Quando a outra garota começou a descrever detalhadamente as vantagens de um novo esmalte importado, Cheryl decidiu que precisava de um respiro.

"Com licença. Vou ao banheiro", disse Cheryl, levantando-se e forçando um sorriso educado.

"Quer que eu vá com você?" perguntou a filha do empresário, inclinando-se para frente com um olhar quase suplicante.

"Não precisa, já volto." Cheryl sorriu novamente, um sorriso caloroso o suficiente para parecer sincero.

Ela se afastou, caminhando em direção ao banheiro feminino no final de um corredor silencioso. Sentiu o alívio imediato de estar longe da mesa, longe do ambiente sufocante de risadas forçadas e exibições de poder.

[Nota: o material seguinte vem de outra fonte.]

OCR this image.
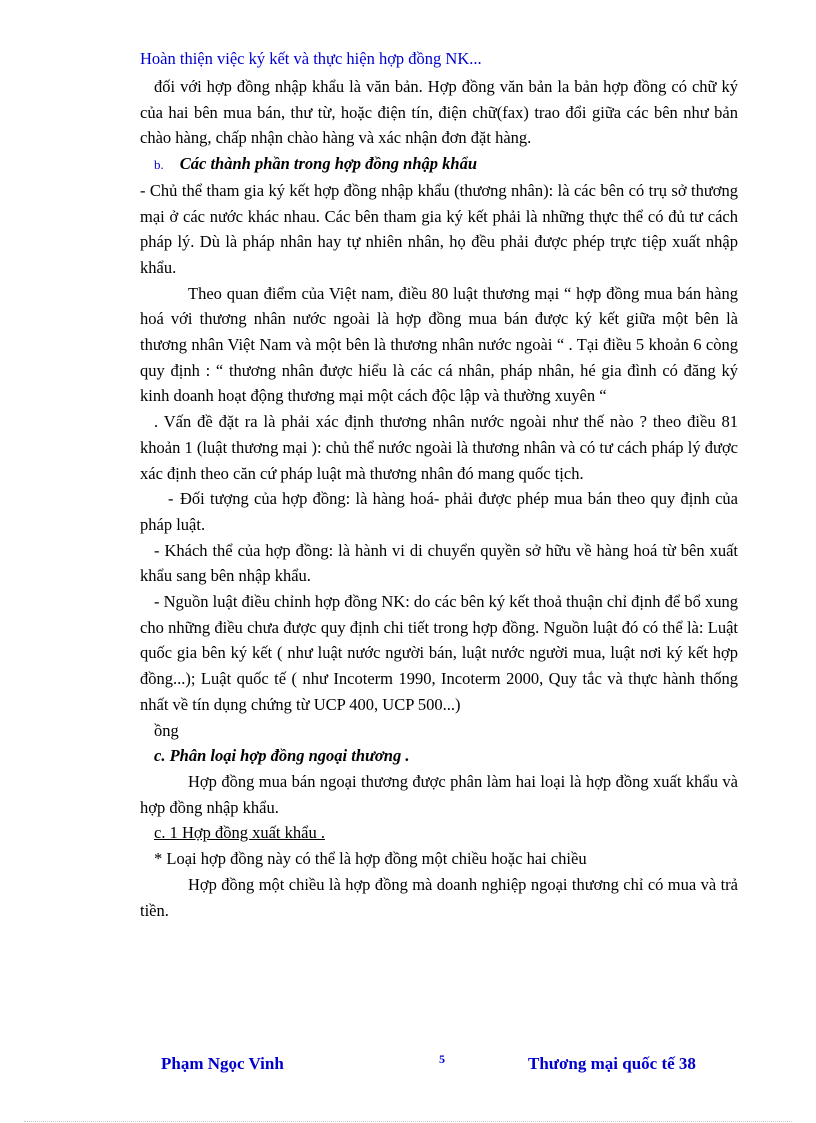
Hoàn thiện việc ký kết và thực hiện hợp đồng NK...

đối với hợp đồng nhập khẩu là văn bản. Hợp đồng văn bản la bản hợp đồng có chữ ký của hai bên mua bán, thư từ, hoặc điện tín, điện chữ(fax) trao đổi giữa các bên như bản chào hàng, chấp nhận chào hàng và xác nhận đơn đặt hàng.

b. Các thành phần trong hợp đồng nhập khẩu

- Chủ thể tham gia ký kết hợp đồng nhập khẩu (thương nhân): là các bên có trụ sở thương mại ở các nước khác nhau. Các bên tham gia ký kết phải là những thực thể có đủ tư cách pháp lý. Dù là pháp nhân hay tự nhiên nhân, họ đều phải được phép trực tiệp xuất nhập khẩu.

Theo quan điểm của Việt nam, điều 80 luật thương mại “ hợp đồng mua bán hàng hoá với thương nhân nước ngoài là hợp đồng mua bán được ký kết giữa một bên là thương nhân Việt Nam và một bên là thương nhân nước ngoài “ . Tại điều 5 khoản 6 còng quy định : “ thương nhân được hiểu là các cá nhân, pháp nhân, hé gia đình có đăng ký kinh doanh hoạt động thương mại một cách độc lập và thường xuyên “

. Vấn đề đặt ra là phải xác định thương nhân nước ngoài như thế nào ? theo điều 81 khoản 1 (luật thương mại ): chủ thể nước ngoài là thương nhân và có tư cách pháp lý được xác định theo căn cứ pháp luật mà thương nhân đó mang quốc tịch.

- Đối tượng của hợp đồng: là hàng hoá- phải được phép mua bán theo quy định của pháp luật.

- Khách thể của hợp đồng: là hành vi di chuyển quyền sở hữu về hàng hoá từ bên xuất khẩu sang bên nhập khẩu.

- Nguồn luật điều chỉnh hợp đồng NK: do các bên ký kết thoả thuận chỉ định để bổ xung cho những điều chưa được quy định chi tiết trong hợp đồng. Nguồn luật đó có thể là: Luật quốc gia bên ký kết ( như luật nước người bán, luật nước người mua, luật nơi ký kết hợp đồng...); Luật quốc tế ( như Incoterm 1990, Incoterm 2000, Quy tắc và thực hành thống nhất về tín dụng chứng từ UCP 400, UCP 500...)

ồng

c. Phân loại hợp đồng ngoại thương .

Hợp đồng mua bán ngoại thương được phân làm hai loại là hợp đồng xuất khẩu và hợp đồng nhập khẩu.

c. 1 Hợp đồng xuất khẩu .

* Loại hợp đồng này có thể là hợp đồng một chiều hoặc hai chiều

Hợp đồng một chiều là hợp đồng mà doanh nghiệp ngoại thương chỉ có mua và trả tiền.

Phạm Ngọc Vinh	5	Thương mại quốc tế 38
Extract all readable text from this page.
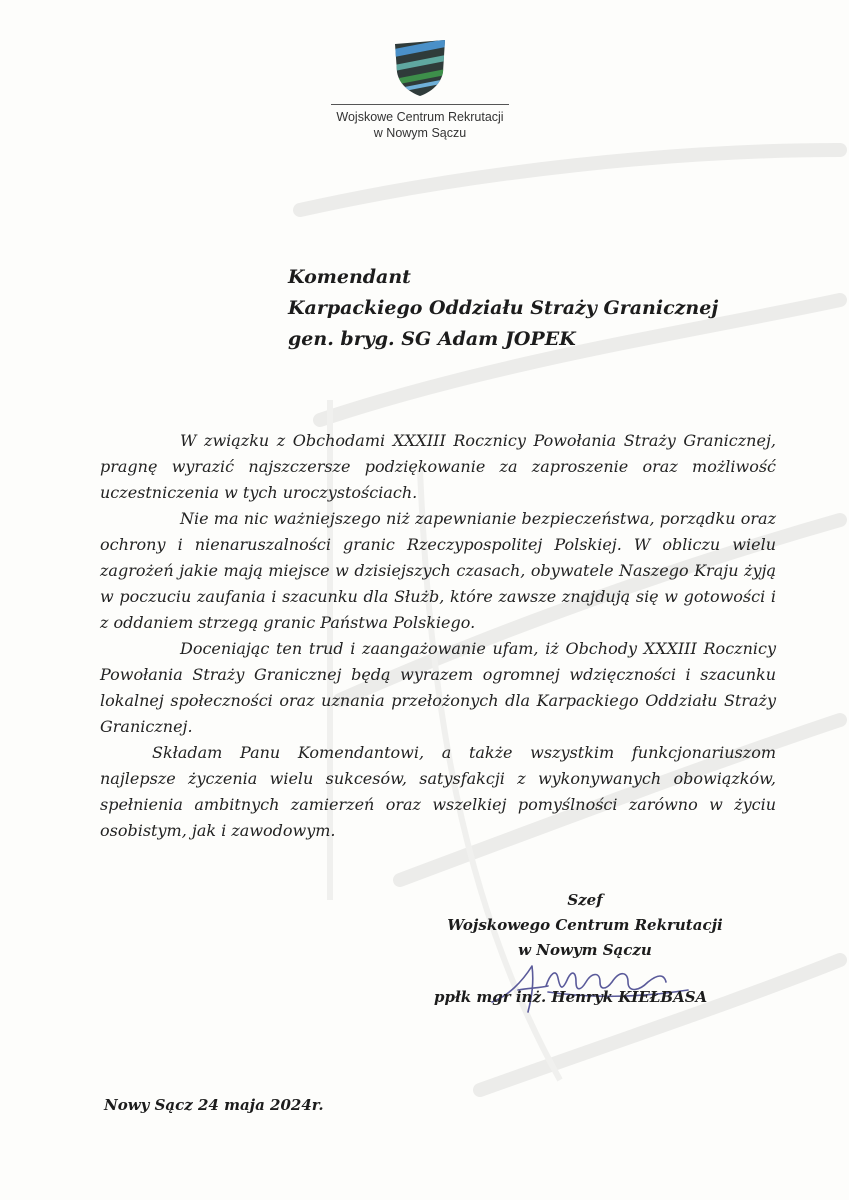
Wojskowe Centrum Rekrutacji
w Nowym Sączu
Komendant
Karpackiego Oddziału Straży Granicznej
gen. bryg. SG Adam JOPEK

W związku z Obchodami XXXIII Rocznicy Powołania Straży Granicznej, pragnę wyrazić najszczersze podziękowanie za zaproszenie oraz możliwość uczestniczenia w tych uroczystościach.

Nie ma nic ważniejszego niż zapewnianie bezpieczeństwa, porządku oraz ochrony i nienaruszalności granic Rzeczypospolitej Polskiej. W obliczu wielu zagrożeń jakie mają miejsce w dzisiejszych czasach, obywatele Naszego Kraju żyją w poczuciu zaufania i szacunku dla Służb, które zawsze znajdują się w gotowości i z oddaniem strzegą granic Państwa Polskiego.

Doceniając ten trud i zaangażowanie ufam, iż Obchody XXXIII Rocznicy Powołania Straży Granicznej będą wyrazem ogromnej wdzięczności i szacunku lokalnej społeczności oraz uznania przełożonych dla Karpackiego Oddziału Straży Granicznej.

Składam Panu Komendantowi, a także wszystkim funkcjonariuszom najlepsze życzenia wielu sukcesów, satysfakcji z wykonywanych obowiązków, spełnienia ambitnych zamierzeń oraz wszelkiej pomyślności zarówno w życiu osobistym, jak i zawodowym.

Szef
Wojskowego Centrum Rekrutacji
w Nowym Sączu
ppłk mgr inż. Henryk KIEŁBASA
Nowy Sącz 24 maja 2024r.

Mas, ao dobrar a esquina, quase esbarrou em alguém.

"Se a gente tivesse combinado, não teria dado tão certo", disse Tom, sorrindo de canto ao vê-la.

Cheryl parou abruptamente, sentindo o coração acelerar. "O que você está fazendo aqui?"

"Jantar com a Camila. A gente tá comemorando mais um mês de namoro", ele respondeu casualmente, como se aquilo não fosse nada demais. "Só não me pergunte quantos meses." Ele riu, mas seus olhos não deixaram o rosto dela, analisando cada detalhe, como se estivesse tentando decifrá-la.

"Você tá linda", ele acrescentou, com uma voz mais baixa, quase rouca.

"Obrigada", respondeu Cheryl, desviando o olhar enquanto passava uma mecha de cabelo atrás da orelha.

Tom hesitou por um momento antes de dizer: "Eu pensei em te procurar depois que você terminou com o Edward."

Cheryl ergueu uma sobrancelha. "Pra quê?"

"Pra saber como você tava. Eu sei que você gostava dele."

"Fui eu que terminei." Cheryl retrucou defensiva. 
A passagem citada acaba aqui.